Sabtu, 28 Februari 2015

Tangan Wujud Intelek





Banten Raya, 2 Februari 2015

“Karena di dalam sentuhan terdapat cinta kasih dan akal abadi” (Helen Keller).

Bagian tubuh kita yang paling banyak bekerja adalah tangan. Tangan juga yang paling sering mewakili emosi, gerak, dan ekspressi kita dalam hidup sehari-hari. Kita mengacungkan tangan ke arah orang lain ketika kita marah, menantang, dan mengancam. Tangan pula yang membanting, memukul, atau bahkan menikam. Kita berdoa dan mengusap airmata kita dengan tangan, hingga bisa dikatakan tangan adalah bagian tubuh kita yang paling akrab dengan kebajikan dan kejahatan. Sebab tangan-lah yang memukul sekaligus menjabat mesra. Tangan pula yang telah menghasilkan ribuan puisi indah, patung-patung atau lukisan-lukisan monumental yang dikagumi dan dikenang banyak orang, sejumlah kerajinan dan produk ilmu pengetahuan dan tekhnologi yang mendatangkan banyak manfaat bagi hidup kita. Hal ini dicontohkan dengan baik dalam pengakuan Helen Keller:  

“Tangan bagiku sama artinya dengan pendengaran dan penglihatan bagimu. Secara umum dapat dikatakan kita menempuh jalan yang sama, membaca buku yang sama, berbicara menggunakan bahasa yang sama. Tetapi yang aku dan kau alami sangatlah berbeda. Segala gerakku berporos pada tanganku. Tanganlah yang menjadi pengikatku pada dunia pria dan perempuan. Tanganku adalah alat peraba yang bersamanya aku menjangkau segalanya, melenting dari keterasingan dan kegelapan malam yang kekal”.

Namun dengan tulisan ini saya tak hendak mengetengahkan tangan sebagai cermin intelegensia sebagaimana yang diulas oleh Martin Heidegger. Melainkan tangan yang diintimi oleh Helen Keller dalam hidupnya sebagai perempuan tunanetra dan tunarungu, di mana karena cacat yang dideritanya sejak usia 19 bulan itu membuat tangannya menjadi organ tubuh sekaligus indera untuk meraba, menerka, merasa, membaca, dan mengenali dunia yang bagi orang normal fungsi itu milik mata dan telinga dalam artian yang umum dipahami. 

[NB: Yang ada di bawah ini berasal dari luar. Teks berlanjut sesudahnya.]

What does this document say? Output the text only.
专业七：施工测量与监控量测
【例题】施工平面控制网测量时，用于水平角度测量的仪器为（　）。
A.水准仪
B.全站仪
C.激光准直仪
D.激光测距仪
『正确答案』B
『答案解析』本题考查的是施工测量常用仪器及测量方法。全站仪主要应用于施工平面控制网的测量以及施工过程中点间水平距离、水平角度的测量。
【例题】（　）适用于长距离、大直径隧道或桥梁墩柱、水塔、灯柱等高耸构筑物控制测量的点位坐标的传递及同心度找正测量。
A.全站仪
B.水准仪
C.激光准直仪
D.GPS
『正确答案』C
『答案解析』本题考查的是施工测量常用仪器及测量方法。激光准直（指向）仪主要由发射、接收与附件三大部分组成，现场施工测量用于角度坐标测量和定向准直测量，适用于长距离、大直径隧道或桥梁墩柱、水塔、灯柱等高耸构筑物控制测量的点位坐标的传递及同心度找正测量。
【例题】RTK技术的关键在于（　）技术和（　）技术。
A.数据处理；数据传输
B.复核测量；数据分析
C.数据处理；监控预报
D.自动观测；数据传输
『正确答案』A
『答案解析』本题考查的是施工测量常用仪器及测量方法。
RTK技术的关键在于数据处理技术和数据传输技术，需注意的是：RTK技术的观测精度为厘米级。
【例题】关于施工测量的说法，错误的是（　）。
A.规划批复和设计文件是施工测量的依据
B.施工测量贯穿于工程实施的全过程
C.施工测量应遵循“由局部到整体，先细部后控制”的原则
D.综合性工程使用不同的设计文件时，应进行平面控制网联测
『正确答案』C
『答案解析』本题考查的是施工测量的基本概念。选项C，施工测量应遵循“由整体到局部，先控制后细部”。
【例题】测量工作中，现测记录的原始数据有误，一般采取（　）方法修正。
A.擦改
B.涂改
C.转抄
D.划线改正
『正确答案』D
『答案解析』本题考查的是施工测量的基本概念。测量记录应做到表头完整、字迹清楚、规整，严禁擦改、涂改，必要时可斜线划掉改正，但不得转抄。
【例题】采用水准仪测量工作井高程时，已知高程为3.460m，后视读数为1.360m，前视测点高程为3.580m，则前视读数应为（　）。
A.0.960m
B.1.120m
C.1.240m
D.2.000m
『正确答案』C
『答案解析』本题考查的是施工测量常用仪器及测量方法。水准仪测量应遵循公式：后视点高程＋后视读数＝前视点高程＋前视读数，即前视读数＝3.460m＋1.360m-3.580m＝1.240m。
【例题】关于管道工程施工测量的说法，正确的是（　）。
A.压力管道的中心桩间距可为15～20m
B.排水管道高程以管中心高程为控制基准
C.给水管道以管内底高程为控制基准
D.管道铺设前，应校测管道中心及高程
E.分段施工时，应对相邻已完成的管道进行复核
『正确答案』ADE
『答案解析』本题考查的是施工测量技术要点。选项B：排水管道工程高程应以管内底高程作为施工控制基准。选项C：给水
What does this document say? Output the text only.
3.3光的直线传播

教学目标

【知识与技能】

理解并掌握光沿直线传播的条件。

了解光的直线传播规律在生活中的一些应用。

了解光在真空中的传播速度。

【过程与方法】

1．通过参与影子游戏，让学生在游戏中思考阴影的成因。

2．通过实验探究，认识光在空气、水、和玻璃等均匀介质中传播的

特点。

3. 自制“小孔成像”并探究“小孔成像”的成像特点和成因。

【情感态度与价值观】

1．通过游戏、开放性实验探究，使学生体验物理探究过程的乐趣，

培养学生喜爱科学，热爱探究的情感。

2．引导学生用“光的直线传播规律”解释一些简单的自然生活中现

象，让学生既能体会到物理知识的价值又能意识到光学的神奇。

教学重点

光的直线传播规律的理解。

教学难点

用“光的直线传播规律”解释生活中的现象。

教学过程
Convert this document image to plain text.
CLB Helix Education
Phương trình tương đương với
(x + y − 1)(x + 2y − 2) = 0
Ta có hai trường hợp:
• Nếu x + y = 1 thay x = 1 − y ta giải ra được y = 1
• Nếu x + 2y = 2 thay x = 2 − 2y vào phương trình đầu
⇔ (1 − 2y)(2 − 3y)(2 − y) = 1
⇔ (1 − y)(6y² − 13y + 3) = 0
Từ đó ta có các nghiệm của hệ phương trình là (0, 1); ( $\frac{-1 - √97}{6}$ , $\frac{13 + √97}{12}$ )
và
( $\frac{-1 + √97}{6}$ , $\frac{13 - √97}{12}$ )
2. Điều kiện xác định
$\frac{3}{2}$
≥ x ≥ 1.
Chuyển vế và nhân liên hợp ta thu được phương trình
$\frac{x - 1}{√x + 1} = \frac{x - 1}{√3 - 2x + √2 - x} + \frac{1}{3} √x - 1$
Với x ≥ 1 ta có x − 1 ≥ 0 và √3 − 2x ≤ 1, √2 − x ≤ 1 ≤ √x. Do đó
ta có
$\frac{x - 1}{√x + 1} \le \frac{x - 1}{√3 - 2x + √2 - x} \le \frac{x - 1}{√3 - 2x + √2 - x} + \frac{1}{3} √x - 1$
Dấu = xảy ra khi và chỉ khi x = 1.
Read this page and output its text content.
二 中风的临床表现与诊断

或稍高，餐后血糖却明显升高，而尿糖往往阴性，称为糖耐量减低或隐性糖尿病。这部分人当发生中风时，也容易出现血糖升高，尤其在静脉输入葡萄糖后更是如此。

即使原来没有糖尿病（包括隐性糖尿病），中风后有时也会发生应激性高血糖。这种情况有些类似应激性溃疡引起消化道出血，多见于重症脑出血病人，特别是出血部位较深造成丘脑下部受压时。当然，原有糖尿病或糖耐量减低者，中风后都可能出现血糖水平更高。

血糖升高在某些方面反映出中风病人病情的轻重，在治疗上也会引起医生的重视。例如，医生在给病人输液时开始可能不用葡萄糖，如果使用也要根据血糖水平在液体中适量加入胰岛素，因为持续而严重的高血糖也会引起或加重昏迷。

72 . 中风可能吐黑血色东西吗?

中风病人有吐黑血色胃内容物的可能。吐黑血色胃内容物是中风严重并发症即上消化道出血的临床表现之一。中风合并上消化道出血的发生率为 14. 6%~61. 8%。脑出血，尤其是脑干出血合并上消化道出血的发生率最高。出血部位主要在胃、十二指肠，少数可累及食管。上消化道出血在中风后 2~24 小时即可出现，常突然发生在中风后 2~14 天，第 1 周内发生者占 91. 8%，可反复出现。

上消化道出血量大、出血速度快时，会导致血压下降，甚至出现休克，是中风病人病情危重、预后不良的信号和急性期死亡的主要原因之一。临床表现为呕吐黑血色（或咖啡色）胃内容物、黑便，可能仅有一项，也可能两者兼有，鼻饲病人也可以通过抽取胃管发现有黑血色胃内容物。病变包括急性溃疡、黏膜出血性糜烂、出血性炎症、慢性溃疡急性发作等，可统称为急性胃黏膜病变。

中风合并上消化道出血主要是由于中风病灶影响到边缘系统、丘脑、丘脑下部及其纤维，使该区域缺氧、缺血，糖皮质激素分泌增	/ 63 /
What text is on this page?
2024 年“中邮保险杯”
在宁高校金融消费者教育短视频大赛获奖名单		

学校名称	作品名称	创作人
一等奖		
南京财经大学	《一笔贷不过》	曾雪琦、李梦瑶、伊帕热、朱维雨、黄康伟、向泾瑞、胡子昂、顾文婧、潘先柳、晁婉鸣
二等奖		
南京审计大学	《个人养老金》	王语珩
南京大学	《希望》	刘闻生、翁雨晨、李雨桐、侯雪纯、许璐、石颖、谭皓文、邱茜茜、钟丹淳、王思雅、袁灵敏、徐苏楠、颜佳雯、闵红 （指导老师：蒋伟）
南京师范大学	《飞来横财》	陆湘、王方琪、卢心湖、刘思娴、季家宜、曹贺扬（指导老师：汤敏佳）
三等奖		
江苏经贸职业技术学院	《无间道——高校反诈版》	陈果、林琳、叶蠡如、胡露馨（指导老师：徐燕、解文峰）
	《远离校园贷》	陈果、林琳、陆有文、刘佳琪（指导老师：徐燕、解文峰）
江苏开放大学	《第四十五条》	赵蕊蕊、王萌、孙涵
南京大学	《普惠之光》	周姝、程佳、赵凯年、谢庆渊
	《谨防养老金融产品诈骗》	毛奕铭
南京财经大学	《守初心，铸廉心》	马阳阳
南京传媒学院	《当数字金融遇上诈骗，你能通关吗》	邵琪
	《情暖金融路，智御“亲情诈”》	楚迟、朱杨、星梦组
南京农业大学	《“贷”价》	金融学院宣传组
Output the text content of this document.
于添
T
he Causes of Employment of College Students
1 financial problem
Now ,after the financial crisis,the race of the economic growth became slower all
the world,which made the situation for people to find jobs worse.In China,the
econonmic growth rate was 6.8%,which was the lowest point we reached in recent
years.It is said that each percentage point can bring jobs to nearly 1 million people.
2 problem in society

Pertama-tama marilah kita pahami afirmasi makna material dan spiritual tangan tersebut dalam kata, bahasa, dan istilah seperti yang dituturkan Helen Keller dalam otobiografinya yang berjudul The World I Live In itu. Sebuah otobiografi unik di mana penulisnya mengutarakan dan menceritakan apa yang telah dilakukan tangannya sebagai perempuan tunanetra dan tunarungu. Dalam catatan-catatan otobiografisnya itu Helen Keller dengan terang-terangan mengatakan bahwa ia melihat dan mendengar dengan tangannya. Tentu saja kata melihat dan mendengar yang dikatakannya itu bukan dalam artian verbal. Kata mendengar dan melihat yang dimaksudkannya adalah pengintiman dan pengenalan dunia luar secara lain. 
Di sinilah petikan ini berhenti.